Living in a world as influential as the 21st century, consumers are programmed to believe what they hear and see in terms of mass media consumption. Therefore, it is crucial to understand who is controlling the media outlets we are exposed to.
To break it down, there are 6 key stakeholders in ownership of mass media in Australia, these are; The Murdochs (Rupert and Lachlan) who own a large number of newspapers and shareholdings in Nova and Network Ten, Fairfax who own a large number of newspapers also, Kerry Stokes, a major shareholder in Channel Seven, James Packer owning a substantial share in Network Ten, the Gordons (Bruce and Andrew) who own a number of regional television networks and Gina Rinehart who holds stakes in Fairfax and Network Ten.

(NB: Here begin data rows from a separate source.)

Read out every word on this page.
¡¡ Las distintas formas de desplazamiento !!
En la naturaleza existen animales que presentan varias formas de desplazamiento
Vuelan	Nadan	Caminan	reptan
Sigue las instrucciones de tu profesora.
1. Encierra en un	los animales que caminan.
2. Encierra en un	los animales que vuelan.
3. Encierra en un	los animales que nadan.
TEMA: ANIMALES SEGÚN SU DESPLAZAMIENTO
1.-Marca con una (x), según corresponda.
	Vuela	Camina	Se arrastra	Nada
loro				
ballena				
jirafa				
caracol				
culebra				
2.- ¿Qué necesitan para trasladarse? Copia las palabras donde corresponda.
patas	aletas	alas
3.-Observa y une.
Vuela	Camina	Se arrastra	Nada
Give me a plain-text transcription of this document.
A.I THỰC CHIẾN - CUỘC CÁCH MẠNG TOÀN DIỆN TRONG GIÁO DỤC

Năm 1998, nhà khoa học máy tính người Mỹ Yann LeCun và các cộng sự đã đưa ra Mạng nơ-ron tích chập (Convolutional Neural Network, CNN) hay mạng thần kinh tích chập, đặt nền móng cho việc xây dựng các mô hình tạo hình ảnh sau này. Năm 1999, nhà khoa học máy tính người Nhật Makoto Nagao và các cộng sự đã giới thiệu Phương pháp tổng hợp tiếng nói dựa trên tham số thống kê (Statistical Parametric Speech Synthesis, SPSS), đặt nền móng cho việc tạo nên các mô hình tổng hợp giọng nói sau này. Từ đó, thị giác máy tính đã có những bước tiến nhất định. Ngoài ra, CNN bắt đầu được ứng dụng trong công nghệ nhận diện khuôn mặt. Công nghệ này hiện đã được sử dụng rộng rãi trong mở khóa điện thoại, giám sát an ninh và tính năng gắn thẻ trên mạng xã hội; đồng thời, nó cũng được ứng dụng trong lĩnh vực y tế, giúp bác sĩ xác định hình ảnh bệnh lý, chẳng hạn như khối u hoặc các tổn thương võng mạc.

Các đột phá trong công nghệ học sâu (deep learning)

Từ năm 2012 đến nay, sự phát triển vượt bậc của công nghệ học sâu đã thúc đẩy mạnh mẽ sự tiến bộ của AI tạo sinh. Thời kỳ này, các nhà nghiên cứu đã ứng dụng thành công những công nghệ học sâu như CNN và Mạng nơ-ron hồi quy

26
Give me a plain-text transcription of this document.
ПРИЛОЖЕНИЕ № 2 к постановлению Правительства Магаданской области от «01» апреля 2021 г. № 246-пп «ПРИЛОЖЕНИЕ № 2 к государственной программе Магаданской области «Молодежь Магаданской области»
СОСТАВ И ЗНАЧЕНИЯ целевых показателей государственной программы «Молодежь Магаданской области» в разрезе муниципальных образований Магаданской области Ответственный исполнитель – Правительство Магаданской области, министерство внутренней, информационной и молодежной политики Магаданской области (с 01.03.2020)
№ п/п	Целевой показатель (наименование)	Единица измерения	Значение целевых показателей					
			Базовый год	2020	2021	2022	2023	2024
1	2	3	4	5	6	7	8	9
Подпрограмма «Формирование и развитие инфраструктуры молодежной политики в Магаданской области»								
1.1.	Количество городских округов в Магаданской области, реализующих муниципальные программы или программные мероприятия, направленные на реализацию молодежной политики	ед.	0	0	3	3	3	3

As there a few key stakeholders contributing to media ownership in Australia, these entrepreneurs are monopolising the Australian media marketplace therefore exposing society to only a limited perspective, and allowing these key influential power players to persuade society to view current affairs from their perspective.
This is where the Australian Communications and Media Authority come into practice. The ownership and control rules in the Broadcasting Services Act 1992 (the BSA) regulate concentration of control within broadcasting licence areas and across different media. This Act was imposed to generate a diversity of views with the market and across varying sectors. But is this really the case?
‘Mr Murdoch is entitled to his own view… he owns 70% of the newspapers in this country’ – Prime Minister Kevin Rudd
This quote that Prime Minister Kevin Rudd had said during a press conference in 2013 is factually incorrect, but does arise the issue of a small minority having power over what information is being portrayed to society. This will therefore see a rise in significantly common ‘news’ stories being addressed to society, and a glacial change in the views of social and political issues within society as a whole.